Thursday 25 August 2011

20th August: Zaragoza


Mark has tweaked his back so we are having a laid back and easy time in Zaragoza, made easy again due to the incredibly high temperatures. We look back at the temps of places we have been to and they have all dropped back down to mid-high 30s again, and we just seem to be chasing a heat wave around Spain. 44 degrees (celcius) seems the norm, and I am pretty certain that is around the temperature that we jump into the sauna with! Anyway, a day lazing around has been good – we did get out this morning though before it got too hot.

We went downstairs to a little café next door to have some breakfast. I love it when the waiters can work out what I am talking about – we ended up with good cuppas and toast, and I had brought some vegemite with us, so we had a very Aussie kind of breakfast. Mind you, a good cuppa to me these days is tea made with boiling water with a little milk added, not tea made entirely of hot milk. (Yes, I still have problems communicating this one – can say the same thing in every café, but you end up with something different)!

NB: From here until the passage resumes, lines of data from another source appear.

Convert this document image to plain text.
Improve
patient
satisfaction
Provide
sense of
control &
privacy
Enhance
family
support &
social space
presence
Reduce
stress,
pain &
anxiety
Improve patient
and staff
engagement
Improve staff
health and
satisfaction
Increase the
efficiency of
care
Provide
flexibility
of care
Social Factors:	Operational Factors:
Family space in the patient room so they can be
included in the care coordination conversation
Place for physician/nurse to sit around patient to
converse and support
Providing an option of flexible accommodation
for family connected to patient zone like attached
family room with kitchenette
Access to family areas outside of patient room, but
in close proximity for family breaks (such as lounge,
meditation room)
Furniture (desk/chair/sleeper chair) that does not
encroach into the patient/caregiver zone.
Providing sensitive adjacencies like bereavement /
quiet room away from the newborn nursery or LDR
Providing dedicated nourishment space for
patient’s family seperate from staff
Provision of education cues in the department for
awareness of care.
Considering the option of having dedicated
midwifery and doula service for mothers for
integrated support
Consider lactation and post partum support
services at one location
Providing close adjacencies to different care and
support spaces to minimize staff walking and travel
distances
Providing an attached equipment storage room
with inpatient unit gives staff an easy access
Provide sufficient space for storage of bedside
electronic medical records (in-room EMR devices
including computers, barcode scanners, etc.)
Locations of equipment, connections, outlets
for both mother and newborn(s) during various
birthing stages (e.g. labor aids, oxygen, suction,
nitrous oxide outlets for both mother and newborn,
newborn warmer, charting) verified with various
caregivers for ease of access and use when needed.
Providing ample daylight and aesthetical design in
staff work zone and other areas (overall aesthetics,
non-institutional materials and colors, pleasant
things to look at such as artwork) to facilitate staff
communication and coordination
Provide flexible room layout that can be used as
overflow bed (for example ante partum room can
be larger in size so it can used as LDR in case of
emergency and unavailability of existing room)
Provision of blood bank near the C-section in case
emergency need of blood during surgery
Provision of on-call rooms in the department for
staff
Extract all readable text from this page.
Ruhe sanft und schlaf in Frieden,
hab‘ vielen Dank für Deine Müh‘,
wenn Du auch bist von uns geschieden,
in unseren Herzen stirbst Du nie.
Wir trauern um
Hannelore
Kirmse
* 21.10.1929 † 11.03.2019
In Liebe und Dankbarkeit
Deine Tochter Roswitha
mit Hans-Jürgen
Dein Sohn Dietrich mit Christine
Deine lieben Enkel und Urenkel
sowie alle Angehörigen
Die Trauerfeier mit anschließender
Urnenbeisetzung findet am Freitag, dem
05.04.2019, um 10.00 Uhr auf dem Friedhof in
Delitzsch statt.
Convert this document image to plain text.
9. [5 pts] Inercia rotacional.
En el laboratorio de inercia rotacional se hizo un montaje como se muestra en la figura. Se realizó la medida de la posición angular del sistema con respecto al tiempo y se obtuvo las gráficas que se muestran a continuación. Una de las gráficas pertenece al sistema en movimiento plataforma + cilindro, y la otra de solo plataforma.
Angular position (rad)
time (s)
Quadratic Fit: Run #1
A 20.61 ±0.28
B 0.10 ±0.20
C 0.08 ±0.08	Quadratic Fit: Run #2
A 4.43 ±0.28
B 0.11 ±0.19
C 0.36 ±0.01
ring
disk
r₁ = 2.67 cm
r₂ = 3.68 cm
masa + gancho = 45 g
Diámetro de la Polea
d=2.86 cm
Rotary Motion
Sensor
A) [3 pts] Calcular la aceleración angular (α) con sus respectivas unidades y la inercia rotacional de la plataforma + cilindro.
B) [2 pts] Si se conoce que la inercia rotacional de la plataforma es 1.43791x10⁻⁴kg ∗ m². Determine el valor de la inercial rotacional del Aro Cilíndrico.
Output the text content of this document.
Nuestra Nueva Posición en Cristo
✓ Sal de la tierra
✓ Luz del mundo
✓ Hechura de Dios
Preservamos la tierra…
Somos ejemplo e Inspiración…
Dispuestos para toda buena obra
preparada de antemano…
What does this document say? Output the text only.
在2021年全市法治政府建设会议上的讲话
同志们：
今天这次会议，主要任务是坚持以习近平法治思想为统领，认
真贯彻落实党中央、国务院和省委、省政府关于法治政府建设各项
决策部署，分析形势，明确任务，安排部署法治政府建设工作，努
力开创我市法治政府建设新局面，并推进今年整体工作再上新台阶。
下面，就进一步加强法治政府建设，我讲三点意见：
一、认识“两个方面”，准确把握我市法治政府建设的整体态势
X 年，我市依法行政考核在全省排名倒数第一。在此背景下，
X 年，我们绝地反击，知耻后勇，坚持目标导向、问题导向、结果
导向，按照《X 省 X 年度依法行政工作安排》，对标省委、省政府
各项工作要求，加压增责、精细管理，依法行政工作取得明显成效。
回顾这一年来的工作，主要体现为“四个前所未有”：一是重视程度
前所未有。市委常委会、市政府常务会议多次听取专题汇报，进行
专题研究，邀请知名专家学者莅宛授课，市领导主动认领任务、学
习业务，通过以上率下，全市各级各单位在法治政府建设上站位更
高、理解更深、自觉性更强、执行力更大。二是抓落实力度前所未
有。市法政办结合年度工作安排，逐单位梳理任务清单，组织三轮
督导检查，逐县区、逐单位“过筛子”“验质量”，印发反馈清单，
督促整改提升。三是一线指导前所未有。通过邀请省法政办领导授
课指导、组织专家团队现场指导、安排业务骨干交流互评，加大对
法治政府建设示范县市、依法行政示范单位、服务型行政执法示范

We went for a walk after brekkie, and discovered the building opposite the hotel is actually a big market. It was great wandering around looking at all the fish, meat and vegies. The first fish place we came to, a guy was filleting a big long fish. He had a filleting knife (of course), but also a big cutter that was a semi-circle about 20 cms long on the straight part. He’d roll that along the edges to cut off the crappier scraps of fish. It was amazing to watch, he was so precise. The meat stalls were selling a bit of everything, and lots of things that I did not recognize, by name or by look. There were also lots of little animals, whole animals. There were fruit stalls, and we bought some bananas (2), a couple of apples and a kilo of grapes. It was around €3.80 for all of it. There were probably around 120 stalls in the building, all fish, meat, or fruit – all with similar prices. We took our fresh fruit and headed back to the hotel for a feast!

Later that night we went tapas shopping again. We found a little bar that charged per toothpick – you choose the tapas you want, take it out of the display case, eat it and then at the end, they counted the number of toothpicks on your plate. We had some really yummy ones, some salmon on a bed of mayo and cream cheese (I think), ones with jamon and cheese and tomatoes, some more of those fabulous prawns wrapped in potato. After our fill there, we went for another street wander and ended up in a very old bar for another tapas plate. It was more traditional this time, and it was another of those plates of ‘we have no idea what we are eating’ type things. More sangria, more tapas - Food is GOOD in Zaragoza!